A Medicina Europeia ao Brasil
Isso é uma história, talvez inédita, sobre as origens da prática médica europeia, como ela chegou ao Brasil e (parte 2) desenvolveu a partir daí.
Embora Portugal desencorajasse o desenvolvimento das ciências médicas fora das suas instituições nacionais, a medicina brasileira atual excede em muito a medicina portuguesa e replica os mesmos padrões ocidentais, que têm suas raízes em 2.500 anos de tradição. Portanto, começarmos a história com a medicina do velho continente para contextualizar a do Brasil.
Medicina Grega e Romana
Existiam diversas influências na tradição médica dos povos mediterrâneos, mas, na Grécia Antiga, Alcméon (Alcmeão) de Crotona (c. 510 a.C.) foi o médico que originou a prática empírica. Como empirista, ele realizou a primeira dissecação de um cadáver humano e teorizou que os processos fisiológicos dão origem às sensações.

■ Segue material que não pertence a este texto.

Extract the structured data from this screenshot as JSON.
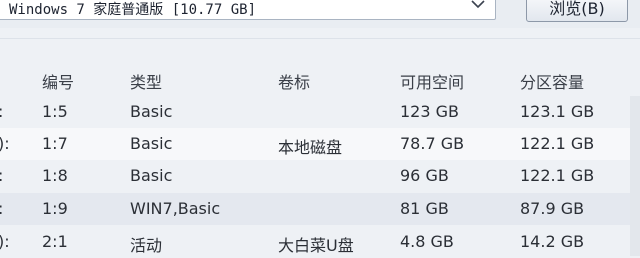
{
  "os_select": {
    "value": "Windows 7 家庭普通版 [10.77 GB]"
  },
  "browse_button": {
    "label": "浏览(B)"
  },
  "table": {
    "headers": [
      "编号",
      "类型",
      "卷标",
      "可用空间",
      "分区容量"
    ],
    "rows": [
      {
        "marker": ":",
        "id": "1:5",
        "type": "Basic",
        "label": "",
        "free": "123 GB",
        "size": "123.1 GB"
      },
      {
        "marker": "):",
        "id": "1:7",
        "type": "Basic",
        "label": "本地磁盘",
        "free": "78.7 GB",
        "size": "122.1 GB"
      },
      {
        "marker": ":",
        "id": "1:8",
        "type": "Basic",
        "label": "",
        "free": "96 GB",
        "size": "122.1 GB"
      },
      {
        "marker": ":",
        "id": "1:9",
        "type": "WIN7,Basic",
        "label": "",
        "free": "81 GB",
        "size": "87.9 GB"
      },
      {
        "marker": "):",
        "id": "2:1",
        "type": "活动",
        "label": "大白菜U盘",
        "free": "4.8 GB",
        "size": "14.2 GB"
      }
    ]
  }
}
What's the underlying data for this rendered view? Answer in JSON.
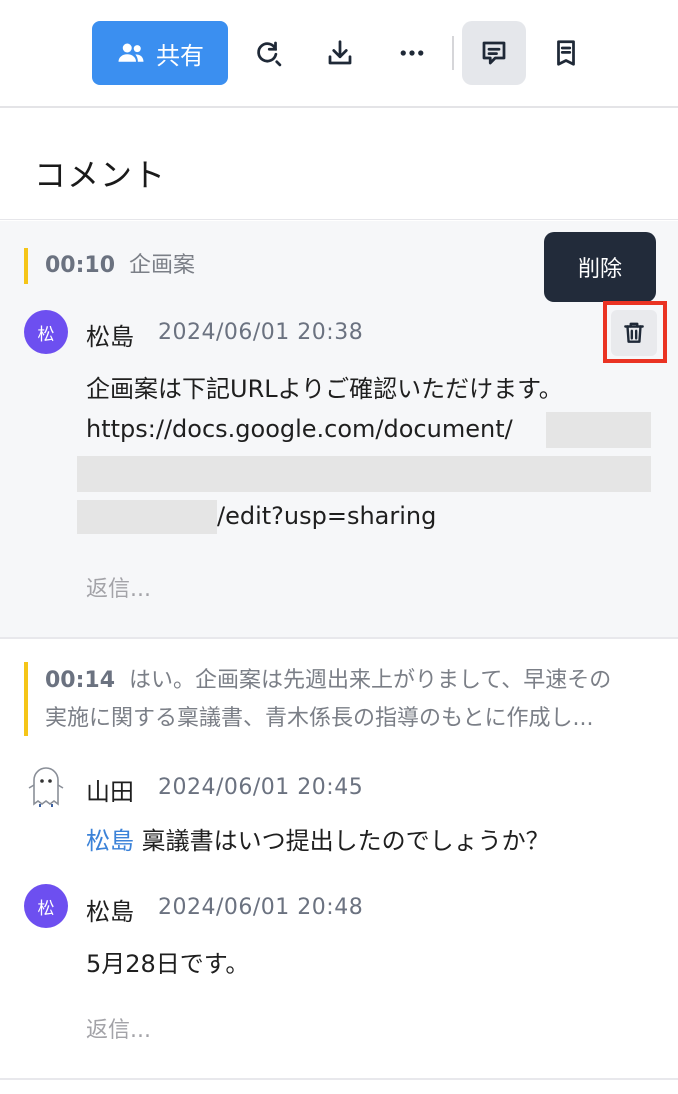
{
  "toolbar": {
    "share_label": "共有",
    "icons": [
      "people-icon",
      "search-refresh-icon",
      "download-icon",
      "more-icon",
      "comment-icon",
      "note-icon"
    ]
  },
  "comments_header": {
    "title": "コメント"
  },
  "tooltip": {
    "label": "削除"
  },
  "thread1": {
    "quote": {
      "time": "00:10",
      "text": "企画案"
    },
    "comment": {
      "avatar": "松",
      "author": "松島",
      "date": "2024/06/01 20:38",
      "lines": [
        "企画案は下記URLよりご確認いただけます。",
        "https://docs.google.com/document/",
        "/edit?usp=sharing"
      ]
    },
    "reply_placeholder": "返信..."
  },
  "thread2": {
    "quote": {
      "time": "00:14",
      "line1": "はい。企画案は先週出来上がりまして、早速その",
      "line2": "実施に関する稟議書、青木係長の指導のもとに作成し..."
    },
    "comments": [
      {
        "author": "山田",
        "date": "2024/06/01 20:45",
        "mention": "松島",
        "text": " 稟議書はいつ提出したのでしょうか？"
      },
      {
        "avatar": "松",
        "author": "松島",
        "date": "2024/06/01 20:48",
        "text": "5月28日です。"
      }
    ],
    "reply_placeholder": "返信..."
  },
  "colors": {
    "accent": "#3b8ff0",
    "avatar": "#6d4ff0",
    "quote_bar": "#f5c518",
    "highlight": "#ea3323",
    "mention": "#3b82d8"
  }
}
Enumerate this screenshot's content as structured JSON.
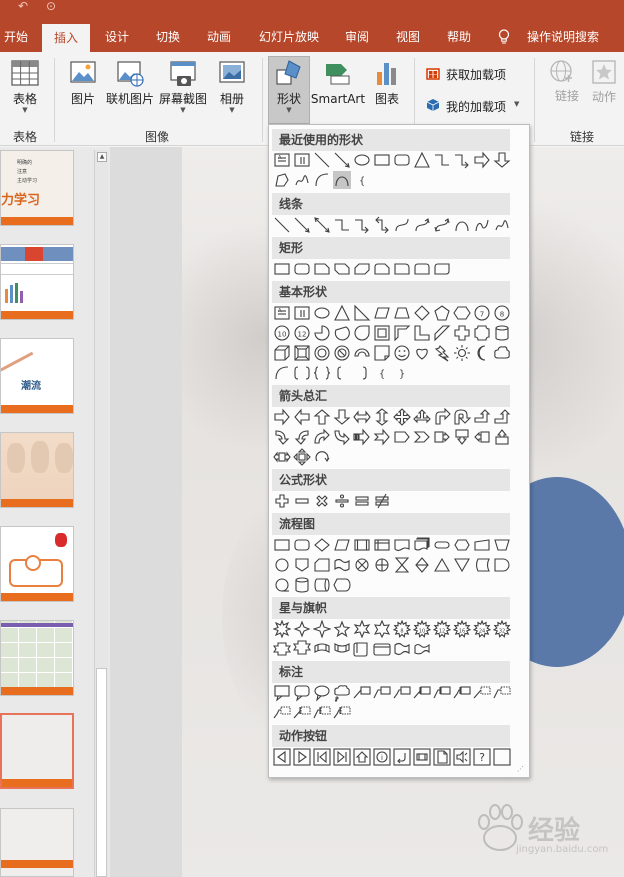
{
  "ribbon_tabs": [
    "开始",
    "插入",
    "设计",
    "切换",
    "动画",
    "幻灯片放映",
    "审阅",
    "视图",
    "帮助",
    "操作说明搜索"
  ],
  "ribbon": {
    "table": {
      "label": "表格",
      "group": "表格"
    },
    "images": {
      "picture": "图片",
      "online_picture": "联机图片",
      "screenshot": "屏幕截图",
      "album": "相册",
      "group": "图像"
    },
    "illustrations": {
      "shapes": "形状",
      "smartart": "SmartArt",
      "chart": "图表"
    },
    "addins": {
      "get": "获取加载项",
      "my": "我的加载项"
    },
    "links": {
      "link": "链接",
      "action": "动作",
      "group": "链接"
    },
    "colors": {
      "accent": "#b7472a",
      "store_icon": "#d83b01",
      "myaddins_icon": "#2b6cb0"
    }
  },
  "shapes_menu": {
    "sections": [
      "最近使用的形状",
      "线条",
      "矩形",
      "基本形状",
      "箭头总汇",
      "公式形状",
      "流程图",
      "星与旗帜",
      "标注",
      "动作按钮"
    ],
    "recent_brace_glyph": "{",
    "basic_glyphs": [
      "8",
      "10",
      "12",
      "{",
      "}"
    ],
    "stars_glyphs": [
      "8",
      "10",
      "12",
      "16",
      "24",
      "32"
    ],
    "action_glyphs": [
      "?"
    ]
  },
  "thumbnails": {
    "slide1_lines": [
      "明确的",
      "注意",
      "主动学习"
    ],
    "slide1_big": "力学习",
    "slide3_big": "潮流"
  },
  "watermark": {
    "text": "经验",
    "sub": "jingyan.baidu.com"
  }
}
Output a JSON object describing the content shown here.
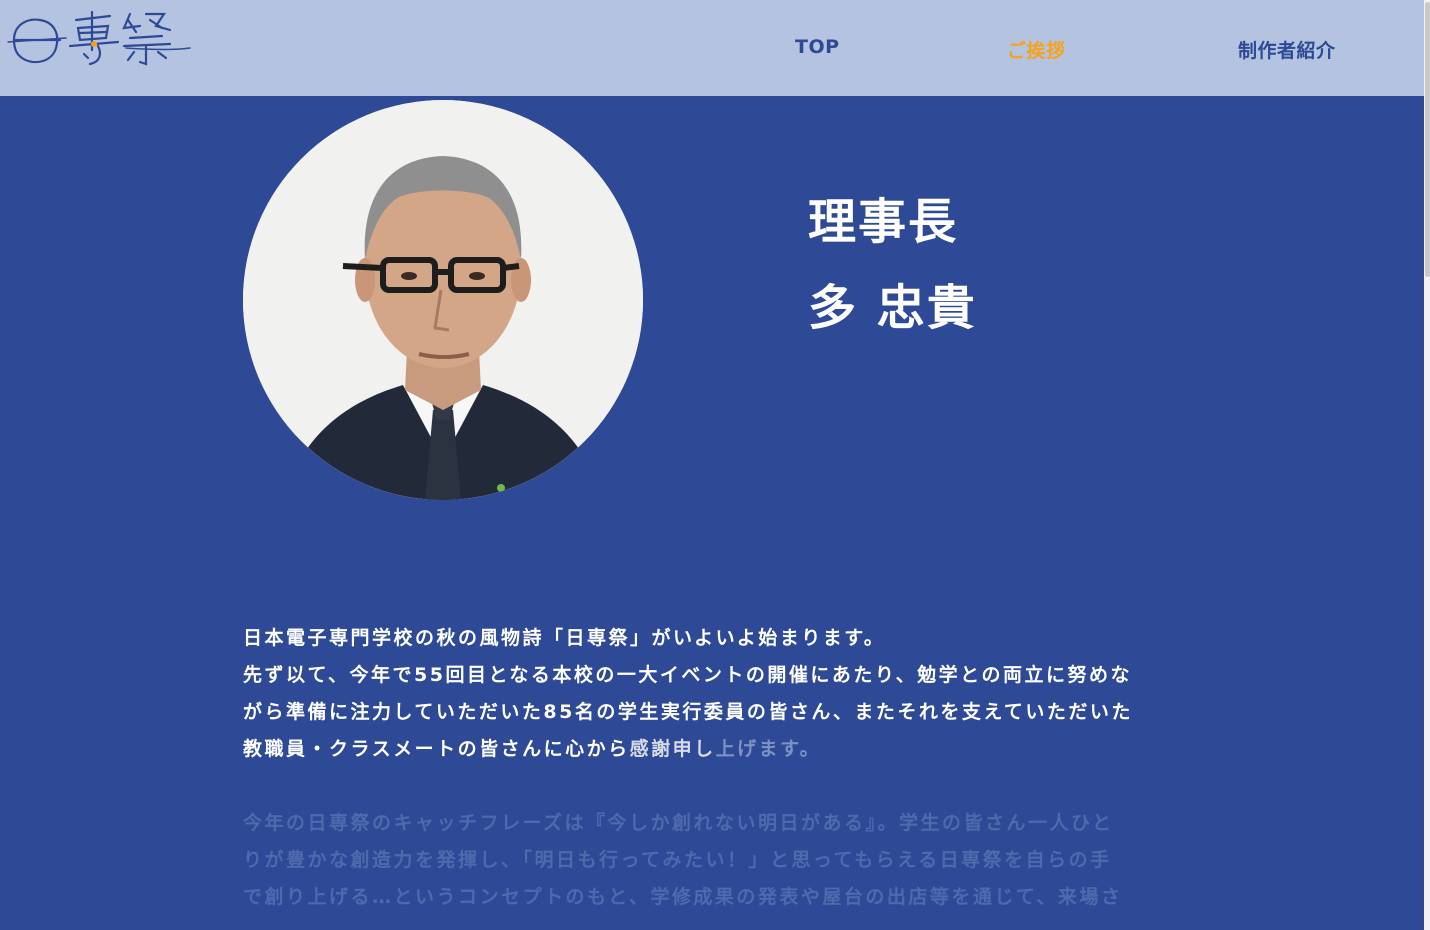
{
  "header": {
    "logo_alt": "日専祭",
    "nav": [
      {
        "label": "TOP"
      },
      {
        "label": "ご挨拶"
      },
      {
        "label": "制作者紹介"
      }
    ]
  },
  "profile": {
    "role": "理事長",
    "name": "多 忠貴"
  },
  "message": {
    "paragraph1": [
      "日本電子専門学校の秋の風物詩「日専祭」がいよいよ始まります。",
      "先ず以て、今年で55回目となる本校の一大イベントの開催にあたり、勉学との両立に努めな",
      "がら準備に注力していただいた85名の学生実行委員の皆さん、またそれを支えていただいた"
    ],
    "line4_main": "教職員・クラスメートの皆さんに心から",
    "line4_fade_a": "感謝申し",
    "line4_fade_b": "上げます。",
    "paragraph2": [
      "今年の日専祭のキャッチフレーズは『今しか創れない明日がある』。学生の皆さん一人ひと",
      "りが豊かな創造力を発揮し、「明日も行ってみたい！」と思ってもらえる日専祭を自らの手",
      "で創り上げる…というコンセプトのもと、学修成果の発表や屋台の出店等を通じて、来場さ"
    ]
  },
  "colors": {
    "header_bg": "#b3c3e0",
    "main_bg": "#2e4a96",
    "nav_text": "#2e4a96",
    "nav_active": "#f5a21c",
    "text": "#ffffff"
  }
}
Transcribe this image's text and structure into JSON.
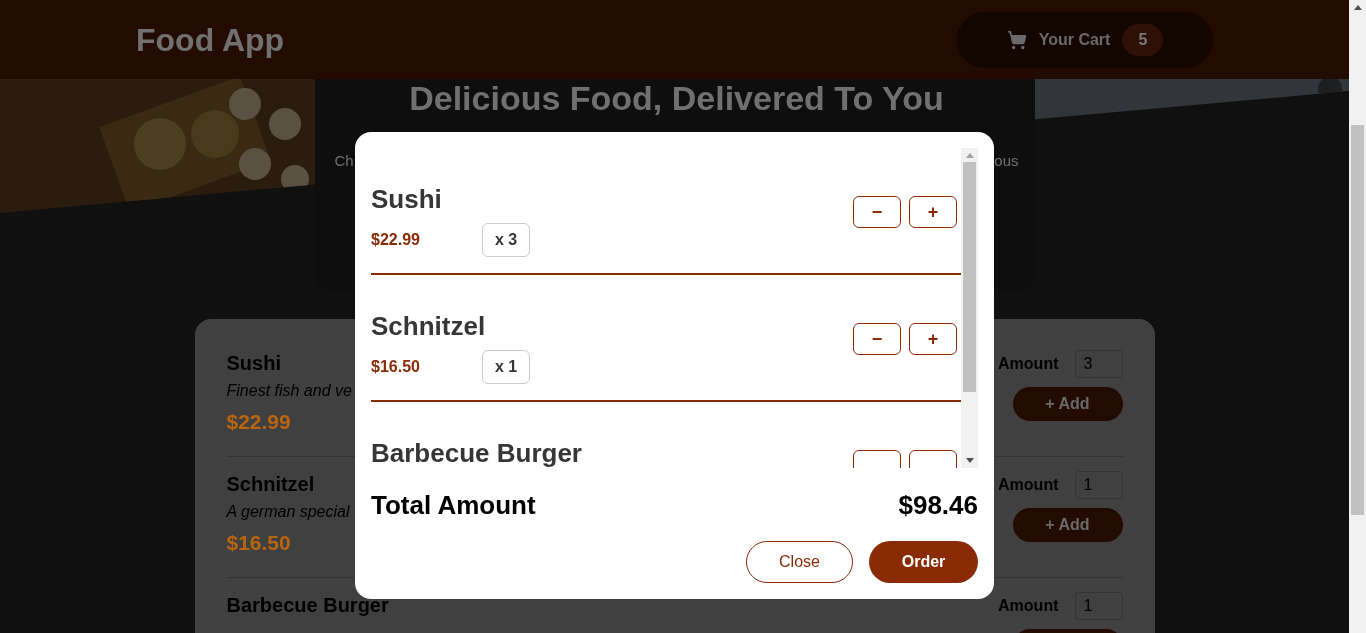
{
  "header": {
    "title": "Food App",
    "cart": {
      "label": "Your Cart",
      "count": "5"
    }
  },
  "summary": {
    "title": "Delicious Food, Delivered To You",
    "text_left": "Ch",
    "text_right": "ous"
  },
  "meals": [
    {
      "name": "Sushi",
      "description": "Finest fish and ve",
      "price": "$22.99",
      "amount_label": "Amount",
      "amount": "3",
      "add_label": "+ Add"
    },
    {
      "name": "Schnitzel",
      "description": "A german special",
      "price": "$16.50",
      "amount_label": "Amount",
      "amount": "1",
      "add_label": "+ Add"
    },
    {
      "name": "Barbecue Burger",
      "amount_label": "Amount",
      "amount": "1"
    }
  ],
  "cart_modal": {
    "items": [
      {
        "name": "Sushi",
        "kind": "full",
        "price": "$22.99",
        "quantity": "x 3",
        "buttons": [
          {
            "label": "−"
          },
          {
            "label": "+"
          }
        ]
      },
      {
        "name": "Schnitzel",
        "kind": "full",
        "price": "$16.50",
        "quantity": "x 1",
        "buttons": [
          {
            "label": "−"
          },
          {
            "label": "+"
          }
        ]
      },
      {
        "name": "Barbecue Burger",
        "kind": "cut"
      }
    ],
    "total_label": "Total Amount",
    "total": "$98.46",
    "close": "Close",
    "order": "Order"
  }
}
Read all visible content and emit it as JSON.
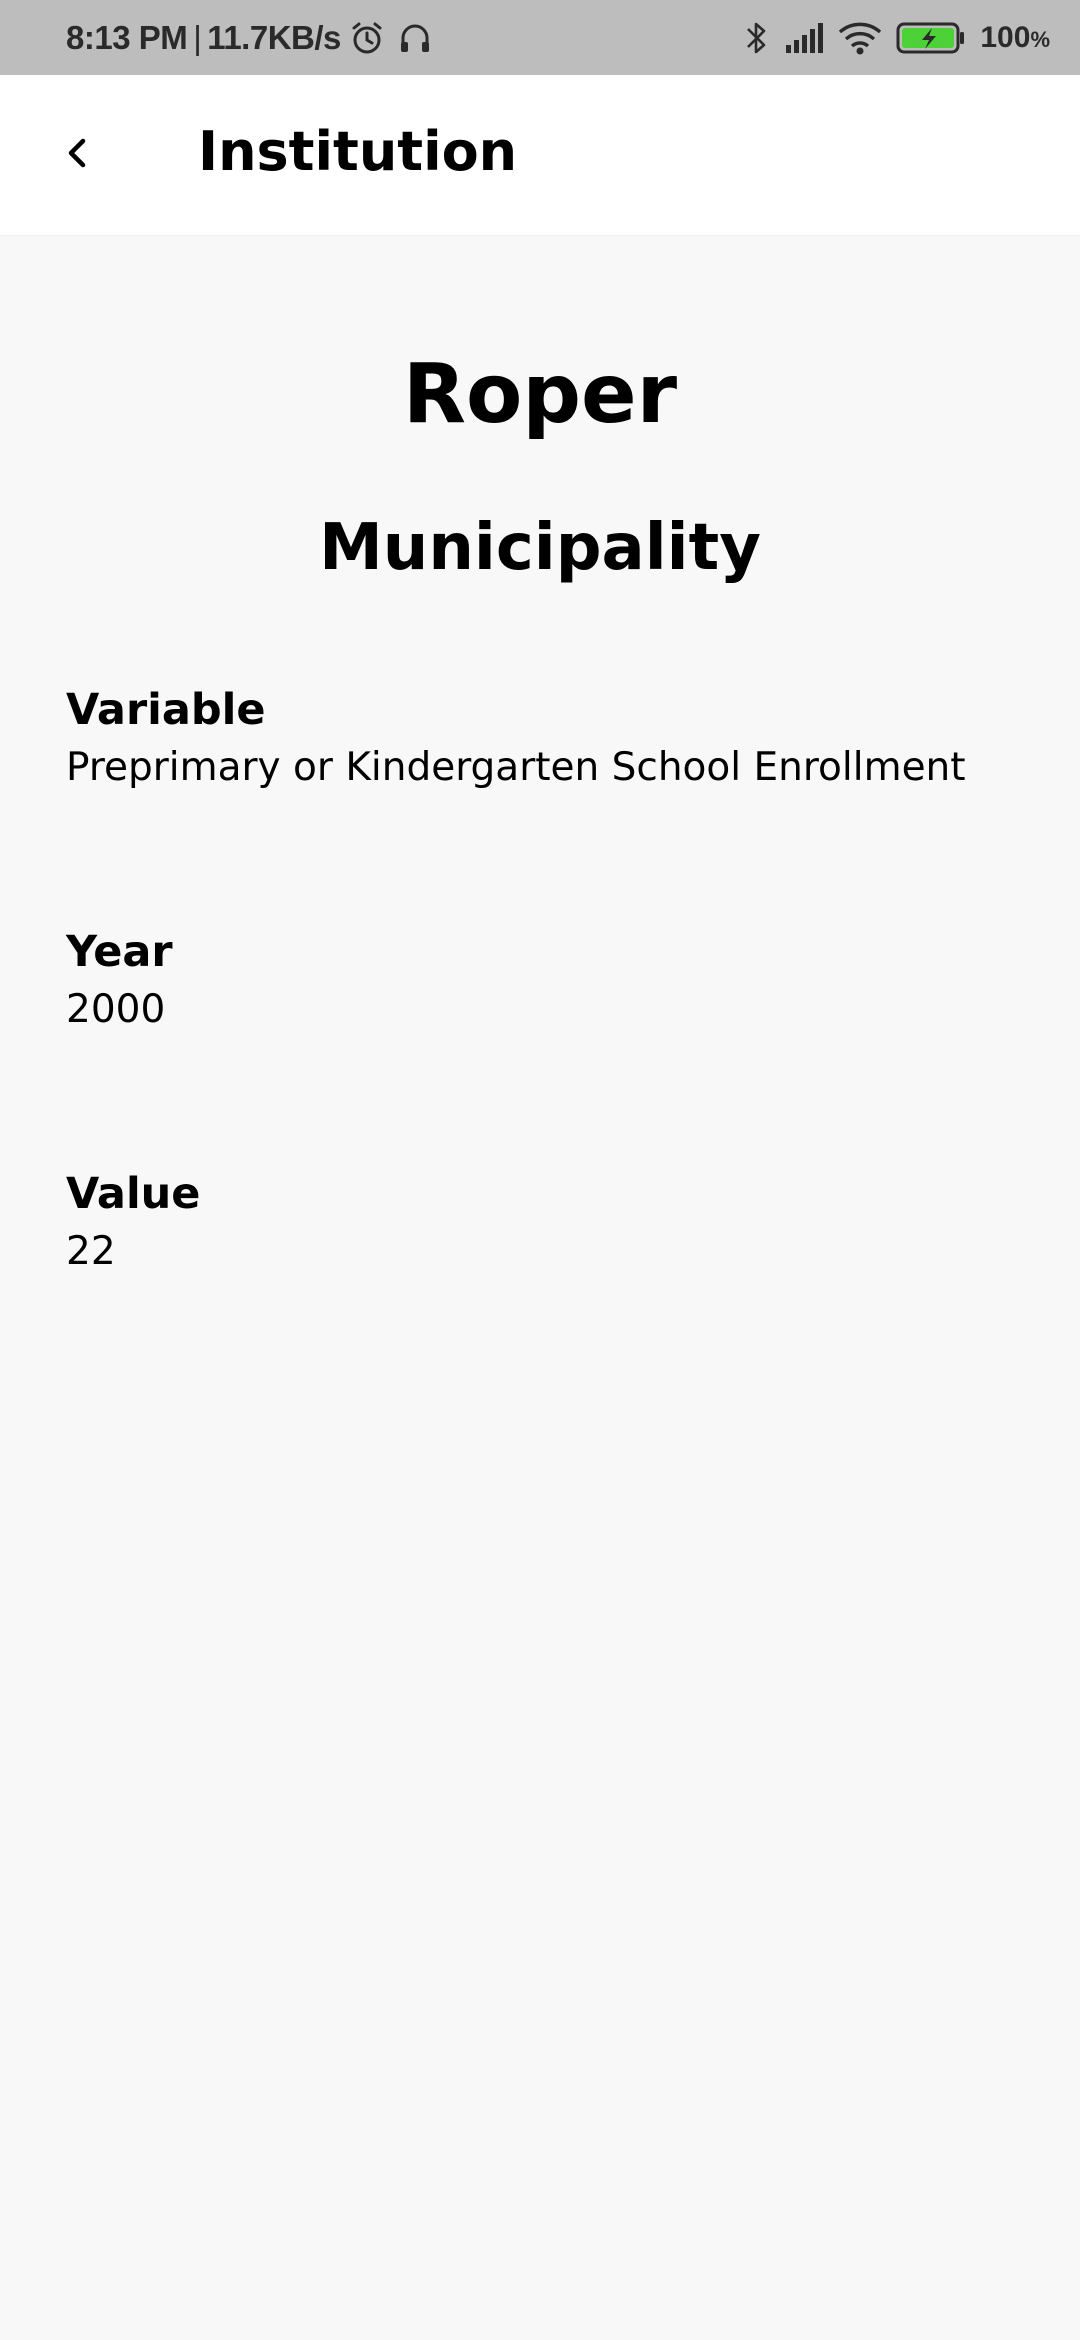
{
  "status_bar": {
    "time": "8:13 PM",
    "separator": "|",
    "speed": "11.7KB/s",
    "battery_percent": "100",
    "battery_unit": "%",
    "icons": [
      "alarm-icon",
      "headset-icon",
      "bluetooth-icon",
      "signal-icon",
      "wifi-icon",
      "battery-charging-icon"
    ],
    "bg_color": "#bdbdbd",
    "battery_color": "#4cd137"
  },
  "app_bar": {
    "back_icon": "chevron-left-icon",
    "title": "Institution"
  },
  "detail": {
    "name": "Roper",
    "type": "Municipality",
    "fields": [
      {
        "label": "Variable",
        "value": "Preprimary or Kindergarten School Enrollment"
      },
      {
        "label": "Year",
        "value": "2000"
      },
      {
        "label": "Value",
        "value": "22"
      }
    ]
  }
}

Ele apontou ao cérebro como o órgão controlador das funções do corpo e a sede da consciência e inteligência. Suas teorias influenciaram as de Hipócrates, Aristóteles, Herófilo e Erasístrato que eram as principais figuras na medicina grega.
Os Asclepíades
Tanto na Grécia quanto no antigo Império Romano, Asclépio (ou Esculápio), filho de Apolo, foi um herói que virou deus da medicina e da cura. Sendo assim, sua popularidade fez Asclépio o deus pagão mais importante do mundo greco-romano nos primórdios da Era cristã. Em sua homenagem foram construídos centenas de Asclepieia — templos de cura — e, consequentemente, os hospitais primordiais.
Durante a Antiguidade Clássica, quando o paganismo dominava, as inovações mais citadas na prática médica vieram de dois asclepíades (discípulos de Asclépio): Hipócrates de Cós (460 — 370 a.C.) e Asclepíades de Bitínia (129 — 40 a.C.). Hipócrates deu início ao Corpus Hippocraticum, uma coleção de obras que fundou a prática Ocidental, à observação clínica e à Teoria de Humorismo, propagado por dois milênios. Ademais, o Juramento de Hipócrates, adaptado ao longo dos séculos, é recitado por médicos ao redor do mundo até hoje.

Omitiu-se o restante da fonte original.